Un dolore che fa male già quando per caso ci sfiora, increduli all’idea che possa accadere anche a noi.

Tra ninne nanne e Piccoli Principi i cui sonni e voli, sogni e futuro vengono negati, dentro un amore perduto, così perfetto da sembrare finto, un uomo cerca il senso di due vite recise, perdendo la propria dentro la vertigine dell’angoscia e cercando vendetta: perché quando il dolore è troppo forte, restiamo in vita solo per vedere dentro il buio e cercare un senso nella fine, nella rabbia, nel rifiuto.
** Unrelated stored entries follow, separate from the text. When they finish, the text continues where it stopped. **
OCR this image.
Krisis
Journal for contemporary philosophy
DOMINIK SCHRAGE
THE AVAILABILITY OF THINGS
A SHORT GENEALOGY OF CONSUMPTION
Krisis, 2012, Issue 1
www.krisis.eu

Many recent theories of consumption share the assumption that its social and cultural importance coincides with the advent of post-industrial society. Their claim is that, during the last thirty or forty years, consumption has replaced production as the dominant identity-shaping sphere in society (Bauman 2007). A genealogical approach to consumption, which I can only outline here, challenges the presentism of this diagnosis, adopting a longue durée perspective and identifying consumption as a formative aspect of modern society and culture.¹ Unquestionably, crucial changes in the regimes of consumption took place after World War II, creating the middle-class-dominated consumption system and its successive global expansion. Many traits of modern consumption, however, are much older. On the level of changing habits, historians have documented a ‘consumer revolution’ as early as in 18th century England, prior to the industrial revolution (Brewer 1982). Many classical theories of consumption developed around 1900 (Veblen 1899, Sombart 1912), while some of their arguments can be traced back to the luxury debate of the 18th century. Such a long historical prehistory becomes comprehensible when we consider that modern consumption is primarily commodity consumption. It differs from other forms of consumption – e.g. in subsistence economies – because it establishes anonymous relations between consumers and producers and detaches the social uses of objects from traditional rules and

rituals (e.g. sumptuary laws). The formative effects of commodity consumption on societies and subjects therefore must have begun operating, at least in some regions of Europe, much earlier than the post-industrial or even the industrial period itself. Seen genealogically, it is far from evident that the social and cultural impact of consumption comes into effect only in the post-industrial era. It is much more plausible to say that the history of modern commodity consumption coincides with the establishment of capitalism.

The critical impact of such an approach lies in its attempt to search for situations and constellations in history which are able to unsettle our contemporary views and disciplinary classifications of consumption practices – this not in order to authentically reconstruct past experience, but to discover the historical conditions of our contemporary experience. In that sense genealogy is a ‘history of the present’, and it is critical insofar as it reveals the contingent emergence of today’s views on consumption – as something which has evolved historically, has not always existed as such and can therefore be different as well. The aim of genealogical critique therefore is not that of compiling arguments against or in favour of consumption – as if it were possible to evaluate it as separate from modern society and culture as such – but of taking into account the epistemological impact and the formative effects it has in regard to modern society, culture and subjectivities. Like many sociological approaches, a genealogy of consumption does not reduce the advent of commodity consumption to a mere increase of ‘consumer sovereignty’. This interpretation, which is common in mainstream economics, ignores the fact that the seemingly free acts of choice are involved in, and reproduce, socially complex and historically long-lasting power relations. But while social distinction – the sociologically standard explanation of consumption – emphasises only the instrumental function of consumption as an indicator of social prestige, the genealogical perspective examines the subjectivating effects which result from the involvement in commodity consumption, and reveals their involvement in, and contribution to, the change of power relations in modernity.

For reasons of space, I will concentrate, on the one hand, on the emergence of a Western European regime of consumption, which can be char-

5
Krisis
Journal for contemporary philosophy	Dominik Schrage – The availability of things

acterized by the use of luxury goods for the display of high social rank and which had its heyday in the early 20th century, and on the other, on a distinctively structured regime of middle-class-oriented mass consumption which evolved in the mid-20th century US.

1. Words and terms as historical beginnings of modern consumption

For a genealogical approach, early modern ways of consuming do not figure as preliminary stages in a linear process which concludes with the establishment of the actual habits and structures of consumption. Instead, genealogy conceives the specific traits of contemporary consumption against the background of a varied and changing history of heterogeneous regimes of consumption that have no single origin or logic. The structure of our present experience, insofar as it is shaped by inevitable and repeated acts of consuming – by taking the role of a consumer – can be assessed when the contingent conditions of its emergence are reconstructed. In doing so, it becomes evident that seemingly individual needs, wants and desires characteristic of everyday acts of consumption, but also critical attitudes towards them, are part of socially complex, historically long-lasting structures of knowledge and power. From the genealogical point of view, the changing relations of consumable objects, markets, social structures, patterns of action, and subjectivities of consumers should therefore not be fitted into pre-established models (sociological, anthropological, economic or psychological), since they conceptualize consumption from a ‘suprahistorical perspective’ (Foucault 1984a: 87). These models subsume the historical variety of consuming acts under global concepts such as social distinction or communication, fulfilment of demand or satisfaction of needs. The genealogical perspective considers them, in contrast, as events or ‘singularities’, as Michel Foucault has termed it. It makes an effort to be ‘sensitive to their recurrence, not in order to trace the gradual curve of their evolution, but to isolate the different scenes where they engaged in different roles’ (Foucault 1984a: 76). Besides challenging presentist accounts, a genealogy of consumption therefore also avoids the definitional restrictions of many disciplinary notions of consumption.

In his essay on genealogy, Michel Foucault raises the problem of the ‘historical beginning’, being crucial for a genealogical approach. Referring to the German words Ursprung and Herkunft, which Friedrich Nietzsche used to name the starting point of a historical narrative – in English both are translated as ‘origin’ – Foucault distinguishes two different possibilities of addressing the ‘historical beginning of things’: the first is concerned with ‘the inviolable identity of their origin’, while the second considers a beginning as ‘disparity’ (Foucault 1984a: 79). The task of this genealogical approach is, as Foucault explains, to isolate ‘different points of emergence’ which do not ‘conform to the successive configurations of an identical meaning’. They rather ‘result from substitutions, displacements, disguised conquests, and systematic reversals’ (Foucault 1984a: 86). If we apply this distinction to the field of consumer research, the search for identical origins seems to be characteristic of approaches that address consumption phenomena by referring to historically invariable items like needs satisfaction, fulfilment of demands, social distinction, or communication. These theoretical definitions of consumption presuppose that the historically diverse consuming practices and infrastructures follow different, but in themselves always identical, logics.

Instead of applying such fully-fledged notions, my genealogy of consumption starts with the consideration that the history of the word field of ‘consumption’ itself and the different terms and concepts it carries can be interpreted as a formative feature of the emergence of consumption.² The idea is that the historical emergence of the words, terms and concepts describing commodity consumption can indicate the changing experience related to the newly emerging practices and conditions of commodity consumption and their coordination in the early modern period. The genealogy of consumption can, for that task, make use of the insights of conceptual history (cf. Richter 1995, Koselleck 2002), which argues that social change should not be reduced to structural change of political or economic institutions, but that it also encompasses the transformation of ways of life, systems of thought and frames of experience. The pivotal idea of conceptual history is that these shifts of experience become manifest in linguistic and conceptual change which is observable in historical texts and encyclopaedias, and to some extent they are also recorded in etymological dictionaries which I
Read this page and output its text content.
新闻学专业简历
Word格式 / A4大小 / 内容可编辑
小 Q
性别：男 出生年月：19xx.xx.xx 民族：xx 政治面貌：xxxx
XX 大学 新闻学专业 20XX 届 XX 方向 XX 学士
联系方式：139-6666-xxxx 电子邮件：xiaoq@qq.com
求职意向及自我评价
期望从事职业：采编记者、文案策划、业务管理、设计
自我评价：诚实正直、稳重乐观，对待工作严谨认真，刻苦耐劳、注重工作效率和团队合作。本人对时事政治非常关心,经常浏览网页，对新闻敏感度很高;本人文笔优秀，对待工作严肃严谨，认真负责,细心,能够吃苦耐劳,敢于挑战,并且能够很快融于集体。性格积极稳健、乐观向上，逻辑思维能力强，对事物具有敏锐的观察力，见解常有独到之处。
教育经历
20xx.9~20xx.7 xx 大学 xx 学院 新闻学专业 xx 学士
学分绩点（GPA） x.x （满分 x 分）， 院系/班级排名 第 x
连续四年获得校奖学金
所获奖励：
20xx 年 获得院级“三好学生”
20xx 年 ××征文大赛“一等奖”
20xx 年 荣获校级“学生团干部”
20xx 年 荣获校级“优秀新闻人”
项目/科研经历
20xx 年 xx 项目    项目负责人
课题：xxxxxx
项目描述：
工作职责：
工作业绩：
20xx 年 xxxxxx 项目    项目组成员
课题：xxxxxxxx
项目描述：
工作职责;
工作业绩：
Attraverso personaggi talora stereotipati, la parola riesce a superare la banalità del male subito, lo stridore delle lamiere contorte nella nebbia e diventare un urlo di Munch, il cui eco arriva sino a toccare le corde più profonde della nostra anima, a giustificare la voglia di morte per rispondere alla morte subita che ha sconvolto ogni residuo di senso, ad annegare nell’alcool bevuto dal vuoto a perdere della dannazione, vuoto che tiene a galla dentro uno strano ossimoro stridente, per sopportare ciò che sopportabile non è, per ritrovare nell’oscurità ciò che per sempre ci viene negato, per intravedere nei fumi dell’oblio il sorriso radioso di chi è andato via, dentro un sonno senza risveglio.

Eppure, come un novello Cristo in croce, ad ogni uomo è data la possibilità di risorgere: Alessia Figini, nel suo La luce all’improvviso (2021, Morellini editore), ce lo racconta con la naturalezza di chi crede che alla vita non possiamo non aggrapparci, e che una seconda possibilità ci è sempre data: saperla riconoscere ci impedisce di diventare noi stessi baratro e ritrovare, negli occhi ingenui e profondi di chi troppo presto sfiora la morte e la rifugge con forza, il senso perduto. E persino di perdonare.

Da leggere tutto d’un fiato, dentro una notte piovosa e triste, per ritrovare, al chiarore dell’alba, la luce. All’improvviso.